North Korea's Kim Jong Un
North Korean leader Kim Jong Un inspects the KPA Air and Anti-Air Force Unit 991 in this undated photo released by North Korea's Korean Central News Agency in Pyongyang Nov. 21, 2014. Reuters/KCNA

A recently revealed North Korean official directive requires all citizens in the reclusive nation who share a name with their leader, Kim Jong Un, or any past leaders, to change their names. Though the directive was initiated back in 2011 by his father Kim Jong Il, right before Kim Jong-Un came into power, it was only recently publicized in reports by KBS TV and South Korea’s Yonhap News Agency.
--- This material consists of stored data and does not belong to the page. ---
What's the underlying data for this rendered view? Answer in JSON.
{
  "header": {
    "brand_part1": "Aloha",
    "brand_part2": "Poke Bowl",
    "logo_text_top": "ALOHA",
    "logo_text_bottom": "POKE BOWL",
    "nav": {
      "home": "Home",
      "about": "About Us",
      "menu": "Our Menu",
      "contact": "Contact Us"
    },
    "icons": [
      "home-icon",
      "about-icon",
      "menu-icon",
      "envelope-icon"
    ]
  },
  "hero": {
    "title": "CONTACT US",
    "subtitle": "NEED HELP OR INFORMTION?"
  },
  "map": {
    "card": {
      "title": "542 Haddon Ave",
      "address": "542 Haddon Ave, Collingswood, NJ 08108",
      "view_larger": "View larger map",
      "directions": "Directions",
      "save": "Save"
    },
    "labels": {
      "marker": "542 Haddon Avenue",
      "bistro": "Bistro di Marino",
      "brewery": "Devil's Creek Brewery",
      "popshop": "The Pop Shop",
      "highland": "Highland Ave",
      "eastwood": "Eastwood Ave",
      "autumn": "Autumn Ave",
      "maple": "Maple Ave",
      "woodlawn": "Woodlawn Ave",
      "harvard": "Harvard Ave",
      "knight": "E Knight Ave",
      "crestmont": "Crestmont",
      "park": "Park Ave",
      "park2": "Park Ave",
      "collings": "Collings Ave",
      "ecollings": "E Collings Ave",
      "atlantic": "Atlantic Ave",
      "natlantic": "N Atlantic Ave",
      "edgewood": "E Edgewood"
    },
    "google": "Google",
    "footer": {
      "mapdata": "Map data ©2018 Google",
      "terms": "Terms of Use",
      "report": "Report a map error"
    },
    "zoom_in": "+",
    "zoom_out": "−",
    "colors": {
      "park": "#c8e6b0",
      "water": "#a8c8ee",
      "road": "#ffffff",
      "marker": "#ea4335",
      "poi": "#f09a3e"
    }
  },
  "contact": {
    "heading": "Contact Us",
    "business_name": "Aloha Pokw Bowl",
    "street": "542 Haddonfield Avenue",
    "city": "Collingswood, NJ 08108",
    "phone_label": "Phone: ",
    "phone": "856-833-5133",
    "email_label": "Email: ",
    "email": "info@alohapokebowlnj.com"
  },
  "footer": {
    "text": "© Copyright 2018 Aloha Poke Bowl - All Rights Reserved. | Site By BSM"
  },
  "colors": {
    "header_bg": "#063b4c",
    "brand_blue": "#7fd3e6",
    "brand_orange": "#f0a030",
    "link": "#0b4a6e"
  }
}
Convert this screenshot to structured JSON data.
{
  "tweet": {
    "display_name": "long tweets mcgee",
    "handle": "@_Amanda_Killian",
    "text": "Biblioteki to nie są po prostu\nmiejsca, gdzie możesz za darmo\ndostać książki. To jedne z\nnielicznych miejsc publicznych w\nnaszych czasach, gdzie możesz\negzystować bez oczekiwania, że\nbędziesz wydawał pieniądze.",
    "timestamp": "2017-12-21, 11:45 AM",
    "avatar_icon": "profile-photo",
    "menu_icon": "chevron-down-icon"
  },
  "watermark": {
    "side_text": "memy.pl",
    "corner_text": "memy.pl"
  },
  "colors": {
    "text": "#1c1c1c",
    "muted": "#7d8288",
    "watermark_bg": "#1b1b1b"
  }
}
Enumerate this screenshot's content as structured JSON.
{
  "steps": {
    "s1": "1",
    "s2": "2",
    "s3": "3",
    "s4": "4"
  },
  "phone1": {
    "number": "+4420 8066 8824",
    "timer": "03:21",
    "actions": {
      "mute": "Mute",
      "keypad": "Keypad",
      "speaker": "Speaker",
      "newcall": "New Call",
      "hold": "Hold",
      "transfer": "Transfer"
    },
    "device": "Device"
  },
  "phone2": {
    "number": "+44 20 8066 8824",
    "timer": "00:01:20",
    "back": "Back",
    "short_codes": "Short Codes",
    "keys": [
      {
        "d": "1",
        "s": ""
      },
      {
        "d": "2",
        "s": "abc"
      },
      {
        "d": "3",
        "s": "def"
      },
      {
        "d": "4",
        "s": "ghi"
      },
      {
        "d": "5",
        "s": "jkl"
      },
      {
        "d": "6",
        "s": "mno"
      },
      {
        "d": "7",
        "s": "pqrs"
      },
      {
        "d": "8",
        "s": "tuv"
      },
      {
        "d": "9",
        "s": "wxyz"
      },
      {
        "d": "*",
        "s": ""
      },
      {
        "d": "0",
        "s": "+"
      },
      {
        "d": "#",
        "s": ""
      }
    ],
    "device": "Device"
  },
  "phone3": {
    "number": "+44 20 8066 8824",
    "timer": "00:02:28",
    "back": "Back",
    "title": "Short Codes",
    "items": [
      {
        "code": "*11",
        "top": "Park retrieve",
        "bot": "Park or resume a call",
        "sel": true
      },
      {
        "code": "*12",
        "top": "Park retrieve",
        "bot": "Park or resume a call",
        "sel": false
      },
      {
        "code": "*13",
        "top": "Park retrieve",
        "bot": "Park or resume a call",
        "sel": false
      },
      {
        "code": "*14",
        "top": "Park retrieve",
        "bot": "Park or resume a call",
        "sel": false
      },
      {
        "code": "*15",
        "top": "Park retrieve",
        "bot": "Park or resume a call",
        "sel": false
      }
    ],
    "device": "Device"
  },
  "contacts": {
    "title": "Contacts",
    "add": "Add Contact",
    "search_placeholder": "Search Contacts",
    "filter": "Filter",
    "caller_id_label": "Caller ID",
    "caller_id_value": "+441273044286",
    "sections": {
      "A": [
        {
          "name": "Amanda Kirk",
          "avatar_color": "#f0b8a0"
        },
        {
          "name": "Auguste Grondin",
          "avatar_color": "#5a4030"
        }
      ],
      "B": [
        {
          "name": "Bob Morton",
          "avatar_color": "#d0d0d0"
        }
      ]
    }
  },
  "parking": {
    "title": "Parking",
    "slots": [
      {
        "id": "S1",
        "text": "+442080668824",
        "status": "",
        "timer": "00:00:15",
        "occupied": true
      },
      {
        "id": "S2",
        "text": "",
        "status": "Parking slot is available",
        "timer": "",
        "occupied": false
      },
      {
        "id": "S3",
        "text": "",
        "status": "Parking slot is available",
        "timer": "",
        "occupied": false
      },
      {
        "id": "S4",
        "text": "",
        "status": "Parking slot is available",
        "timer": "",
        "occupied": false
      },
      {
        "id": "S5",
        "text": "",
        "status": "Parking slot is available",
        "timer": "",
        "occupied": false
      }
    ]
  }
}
According to the BBC, citing the KBS report, instructions said that no newborns could be given the name Kim Jong Un, in addition to previously existing bans on names for his father and predecessor Kim Jong Il, or his grandfather and founding father of North Korea, Kim Il-Sung. Those who already had the name would have to fix their birth certificates and residence registrations to reflect a name change.

In the past, the names of Kim Jong Il and Kim Il Sung were reserved as part of a greater scheme to create a sense that the North Korean leadership transcended the rest of the population. The newest addition to the list of banned names probably was meant to create a similar clout and status around the name. It’s not clear how many people the order has affected but the last name Kim is very common among Koreans, as is the given name Jong Un. (Korean naming conventions place the family name first.)

According to a report by Reuters, South Korea’s Unification Ministry, which is the official South Korean liaison in dealings related with the North, could not immediately confirm the report but said that it sounded like something that could have been issued.

“The ban is highly possible since North Korea had the same policy in the era of Kim Jong Il and Kim Il Sung,” a Unification Ministry spokesperson said.